Tidak semua cinta terasa indah, ada kalanya cinta terasa begitu menyakitkan, apalagi jika kau mencintai sahabatmu sendiri tanpa adanya sebuah kepastian, tentang perasaan sepihak yang dirasakan Melody pada sahabatnya Kaal, akan kah kisah cinta keduanya berlabuh ataukah berakhir rapuh
Karya ini diterbitkan atas izin NovelToon Withlove9897_1, isi konten hanyalah pandangan pribadi pembuatnya, tidak mewakili NovelToon sendiri
Part 21
...***...
Apartemennya gelap. Melody yang berjalan menyusuri ruang tengah sengaja tidak menyalakan penerangan satupun disana.
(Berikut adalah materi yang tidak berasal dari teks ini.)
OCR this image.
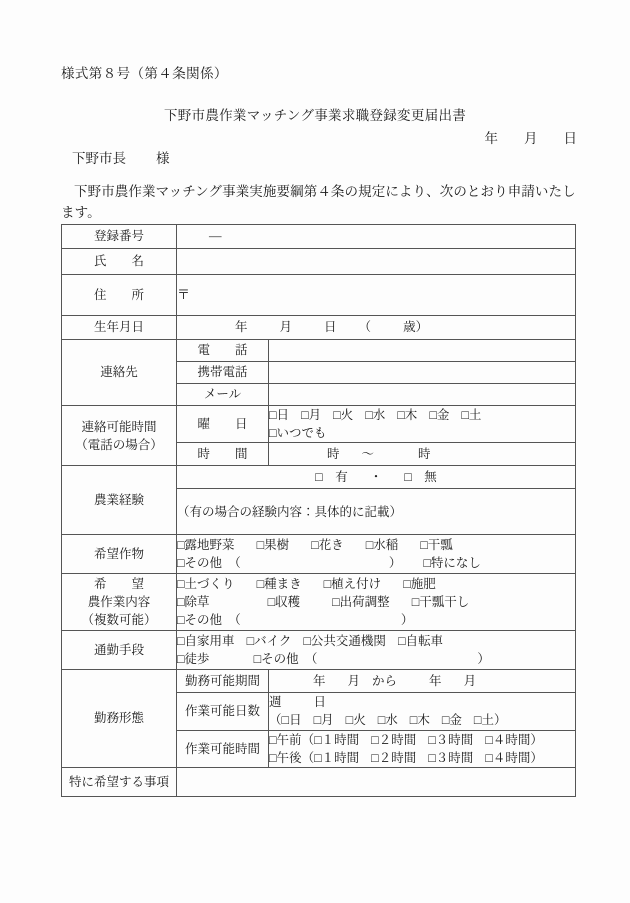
様式第８号（第４条関係）
下野市農作業マッチング事業求職登録変更届出書
年 月 日
下野市長 様
下野市農作業マッチング事業実施要綱第４条の規定により、次のとおり申請いたします。
登録番号	―	
氏　　名		
住　　所	〒	
生年月日	年 月 日 （ 歳）	
連絡先	電　　話	
	携帯電話	
	メール	

連絡可能時間
（電話の場合）
	曜　　日	
□日 □月 □火 □水 □木 □金 □土
□いつでも

	時　　間	時 ～ 時
農業経験	□　有 ・ □　無	
	（有の場合の経験内容：具体的に記載）	
希望作物	□露地野菜 □果樹 □花き □水稲 □干瓢
□その他　（ ） □特になし	

希　　望
農作業内容
（複数可能）

□土づくり □種まき □植え付け □施肥
□除草	□収穫	□出荷調整 □干瓢干し
□その他　（	）

通勤手段	□自家用車 □バイク □公共交通機関 □自転車
□徒歩 □その他　（ ）	

勤務形態	勤務可能期間	年 月 から 年 月
	作業可能日数	週 日
（□日 □月 □火 □水 □木 □金 □土）

	作業可能時間	□午前（□１時間 □２時間 □３時間 □４時間）
□午後（□１時間 □２時間 □３時間 □４時間）

特に希望する事項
Ia hanya ingin minum seteguk air putih, kemudian tidur lebih cepat dari biasanya. Membuka kabinet di dapur, Melody meraih satu gelas di dalamnya. Tetapi alih-alih benda yang dicari, jarinya meraba sesuatu yang lain.
Sebungkus rokok milik Kaal yang sepertinya tertinggal disana, lengkap dengan korek api yang tertumpuk di atasnya.
Melody menatap barang temuannya intens. Kaal sepertinya terlalu terburu-buru pergi pada hari itu sehingga melupakan benda remeh semacam ini.
Keinginan untuk minum mendadak terbuang. Ia justru melangkah menuju balkon apartemen sambil masih menggenggam rokok dan korek tersebut. Sesampainya di sana, sikunya lantas bertumpu pada pagar pembatas, selagi jari menarik satu batang keluar.
Dalam gerakan singkat tanpa berpikir panjang, Melody menyulutnya. Ia membawa pangkal rokok itu ke bibir sebelum menghisap pelan.
Asap berhembus, sebagian mengalir masuk ke paru-paru, sebagian lepas bersama tengah malam.
Rasa tembakau tercecap menjijikkan di lidahnya. Ia tidak habis pikir mengapa orang-orang rela membeli benda ini hanya untuk mencemari sistem pernapasan mereka serta mengecap rasa yang enggan hilang di langit-langit mulutnya.
Namun, ini bukan tentang rasa penasaran.
Melainkan karena selayaknya rokok, sesuatu ternyata bisa meninggalkan jejak yang menuntun kepada damba. Kepada keinginan untuk mencicipi sekali lagi meskipun benak sudah memaksa berhenti. Mungkin, ini merupakan permasalahan sama yang menyebabkan orang-orang selalu gagal untuk lepas dari hal yang jelas-jelas merugikan mereka.
Karena jejak, juga akan mengelabui pikiran dengan rangkaian kenangan yang baik.
Pada detik ini, Melody membayangkan punggung lelaki yang sering tertangkap menengadah menatap gelapnya langit malam dengan pandangan kosong.
Di balik pintu tertutup balkon, di antara liuk asap-asap kelabu, di tengah pertimbangan bahwa rekan apartemennya membenci asap rokok.
Bibir Melody melengkung sinis.
Sesuatu yang sudah dipaksakan hilang, jika ia masih berkeliaran di angan, apakah itu masih pantas disebut hilang?
...****...
...Kau bisa menghancurkan hatiku menjadi dua dan menyembuhkannya lagi...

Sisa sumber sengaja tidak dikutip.